PEDRA FILOSOFAL

"Em vez de pensar que cada dia que passa é menos um dia na sua vida, pense que foi mais um dia vivido." (Gustavo Bastos)

terça-feira, 26 de março de 2013

PIEDADE DIVINA

  A casa que pega fogo, entra pelo pátio, como sinal da vida em chama que nos derrota. As lutas por que passei não foram todas ainda, as que mais terei que lutar, as que mais terei que desafiar.
   As cores selvagens que buscam toda a nota fria dos símbolos, o estro fundamental que grita na vaga aberta dos mares de sonho, as asas que dissolvem o meu poema como soluço da febre matinal, como o sol que nunca se porá diante da luz divina!
   Eu, com os ares mais sombrios de minha juventude que se foi, não sei que cartas eu deveria ter escrito antes de morrer, mas tenho certo em todas as horas de morrer que não morri, pois do vento que enobrece a chuva, não sei que sonhos ficaram ao mar, de tanto sonhar com a nau primeira do poema inaugural.
   A luta maior que se trava no abismo é a vida entrando em toda poesia que não se resolve no abismo, a poesia voa em tanta clara nuvem, de tanto calar e tanto mais gritar, de tanto o sonho como o pesadelo, eu que não sei a hora mais forte de minha morte, como não sei a hora certa de minha vida.
   Gira o mundo como nervo espasmódico, como espasmo se derrama a prosa que não se vê, a máquina tonteia de tanto amor e ódio, as asas que não sonhei se abriram num véu de Ísis na praia de diamantes, como na História se sorri sem saber bem do quê.
   As praias que nunca cheguei a conhecer, praias desertas do vinho que foge quando penso em partir ao nada, e no nada desnudar-se como fugitivo da nau que nunca virá, ficam na vida que nunca foi mais que lamento e fogo, lamento e fogo que são rios em festa da dor mais profunda.
   Dilata a pupila no nervo mais fundo de meu corpo, com as sonhadas vezes que tinha na aurora do vil metal, como obséquio que não nos dá a pedra gelada da Filosofia, estando o dia como a noite, totalmente perdidos na flor da verdade, e as almas em limbo na marcha ao Hades, eu que as salvei dos lumes de Caronte, eu que peguei pesadelos na relva da perdição e naufraguei com os meus delírios irrisórios.
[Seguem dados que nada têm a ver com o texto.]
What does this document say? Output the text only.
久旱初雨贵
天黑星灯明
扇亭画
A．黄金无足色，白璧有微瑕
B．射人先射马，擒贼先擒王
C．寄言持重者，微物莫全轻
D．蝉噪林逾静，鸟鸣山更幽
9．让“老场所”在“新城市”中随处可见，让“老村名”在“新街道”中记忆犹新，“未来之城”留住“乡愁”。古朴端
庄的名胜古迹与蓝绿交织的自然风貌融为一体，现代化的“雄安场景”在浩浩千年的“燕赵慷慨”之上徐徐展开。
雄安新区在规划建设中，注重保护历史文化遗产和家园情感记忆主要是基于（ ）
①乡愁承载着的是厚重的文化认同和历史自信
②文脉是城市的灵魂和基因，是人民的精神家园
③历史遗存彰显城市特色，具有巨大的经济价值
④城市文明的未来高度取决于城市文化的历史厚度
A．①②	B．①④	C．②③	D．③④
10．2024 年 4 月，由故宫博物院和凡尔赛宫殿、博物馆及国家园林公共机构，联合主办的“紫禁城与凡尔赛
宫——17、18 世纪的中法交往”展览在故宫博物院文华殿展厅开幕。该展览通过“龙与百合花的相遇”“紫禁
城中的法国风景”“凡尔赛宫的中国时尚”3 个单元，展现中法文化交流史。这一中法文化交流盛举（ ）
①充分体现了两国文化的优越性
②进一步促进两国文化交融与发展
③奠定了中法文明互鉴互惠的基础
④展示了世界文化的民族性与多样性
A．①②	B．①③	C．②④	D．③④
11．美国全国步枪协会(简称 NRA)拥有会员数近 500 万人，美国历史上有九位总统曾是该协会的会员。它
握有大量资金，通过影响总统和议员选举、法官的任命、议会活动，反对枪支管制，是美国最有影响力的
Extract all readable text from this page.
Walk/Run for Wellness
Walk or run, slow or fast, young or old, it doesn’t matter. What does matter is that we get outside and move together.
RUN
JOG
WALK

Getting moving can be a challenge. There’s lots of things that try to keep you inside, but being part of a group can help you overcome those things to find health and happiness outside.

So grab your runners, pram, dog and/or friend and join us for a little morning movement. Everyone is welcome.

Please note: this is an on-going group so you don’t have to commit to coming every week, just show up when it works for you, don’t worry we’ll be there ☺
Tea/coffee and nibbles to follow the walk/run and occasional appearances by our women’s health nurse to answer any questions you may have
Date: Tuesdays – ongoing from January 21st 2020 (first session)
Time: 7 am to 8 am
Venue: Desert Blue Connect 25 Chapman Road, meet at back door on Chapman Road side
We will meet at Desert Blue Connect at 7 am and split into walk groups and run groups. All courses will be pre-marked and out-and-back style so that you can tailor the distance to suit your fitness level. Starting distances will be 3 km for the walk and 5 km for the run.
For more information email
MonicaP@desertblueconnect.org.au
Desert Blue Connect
A vida de sonho que não tem fim, a vida mortal que é eterna.
   No real dia do reinado tive o mais belo denodo, fastígio do martirológio da guerra, e as tropas fugiam da anarquia como covardes fogem do fogo, como doentes fogem da poesia! A luta mais furiosa se travou quando o poema acordou e disse seu poder, quando o tempo bravo da hora maldita matou o karma como um cadáver pálido do medo.
   Eu lembro do caos da anarquia, eu vou ao sinal da espada como guerra atômica por cada teor do desastre. Eu vi em meus olhos a flor do fogo que foi o dia do suspiro da feliz canção, nada mais importava naquele drama de queda e vigor.
   Veste-se vetusta sombra na paisagem que fulgura no arrebol, flor de tudo em vaso branco como no quarto do poeta onde se vê o seu fantasma, com todas as liberdades de um monturo de versos que se perdem no raio bruto do tempo.
   Fervura de William Blake, pintura do caos desfigurado, vinha volvendo a carne em cada desejo de virtude, manta sagrada que cobre a santidade na mais perfeita harmonia dos mares de sal em nuvem de terror. As virtudes do poema se perdem no azul escuro da liberdade fatal, as belezas são santas figuras no santuário da erva do diabo, as manchas da biografia são hematomas na alma da canção vitoriosa.
   Na calmaria de meu sonho azul escuro eu vi cada matilha no meio da mata onde morava um velho eremita, descia nas águas de fonte pura, e desaparecia como fumaça nas litanias que ali se celebrava. O velho era a minh`alma em outra era, e eu via como canto de rouxinol a flor de Brahma nascer no pé de Arjuna, na mais pacífica das orações do coração, as nuvens desciam ao coração da floresta e a magia branca do levitador urdia a esperança em tonalidade de música venerável, mais que o sangue, ali se derramava o cântico da aurora filosofal.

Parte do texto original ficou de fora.